Cette ancienne doctrine, lourde de possibilités, mais extravagante, avait été absorbée par la Chine. Or, dans son pays natal, le behaviorisme s’était lentement laissé corrompre par la demande générale d’idées confortables. Il s’était finalement transformé en une curieuse sorte de spiritualisme, selon laquelle, si l’ultime réalité était bien l’énergie physique, elle était identifiée avec l’esprit divin. Ce qu’offrait de plus étonnant la pensée américaine de l’époque était un mélange de behaviorisme et de fondamentalisme, christianisme tardif et dégénéré. Le behaviorisme lui-même n’avait été à l’origine qu’une sorte de puritanisme à l’envers, selon lequel le salut impliquait l’acceptation d’un dogme matérialiste sommaire, surtout parce qu’il répugnait aux pharisiens et était inintelligible pour les intellectuels des écoles antérieures. Les anciens puritains foulaient aux pieds les impulsions de la chair, ces nouveaux puritains foulaient aux pieds tout aussi hypocritement les besoins de l’esprit. Mais dans la tendance de plus en plus spiritualiste de la physique elle-même, les behavioristes et les fondamentalistes avaient trouvé un point de rencontre. Étant donné que la substance fondamentale de l’univers physique était, disait-on à présent, de multiples et arbitraires « quanta » d’« action spirituelle », comme il était facile aux matérialistes et aux spiritualistes de s’entendre ! Au fond, d’ailleurs, ils n’étaient jamais très éloignés par le sentiment, bien que de doctrines opposées. La seule vraie séparation était celle entre le point de vue authentiquement spirituel, et le point de vue spiritualiste et matérialiste. Ainsi les plus matérialistes des sectes chinoises et les plus doctrinaires des sectes scientifiques ne furent-elles pas longues à découvrir une formule pour exprimer leur unité de vues, leur refus de toutes ces capacités plus subtiles qui avaient émergé pour être l’esprit de l’homme.
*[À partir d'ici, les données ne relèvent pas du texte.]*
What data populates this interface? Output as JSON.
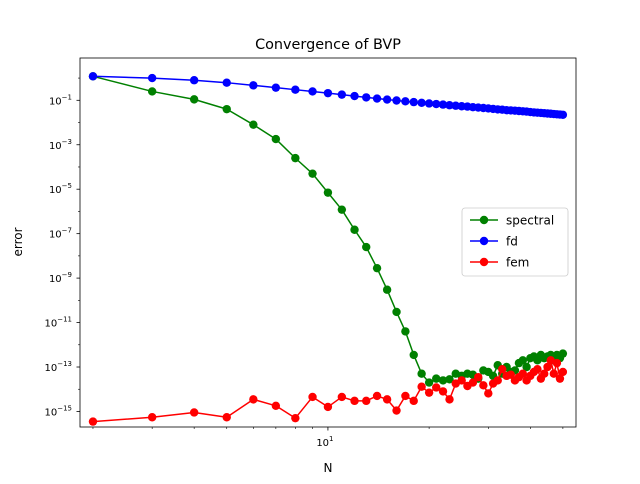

Ces deux croyances s’unissaient en leur respect pour le grossier mouvement physique. Et c’était là que se trouvait la plus profonde différence entre les esprits américains et chinois. Pour les premiers, l’activité, sous n’importe quelle forme, était une fin en soi ; pour les seconds l’activité n’était qu’un mouvement vers la véritable fin, qui était le repos et la paix de l’esprit.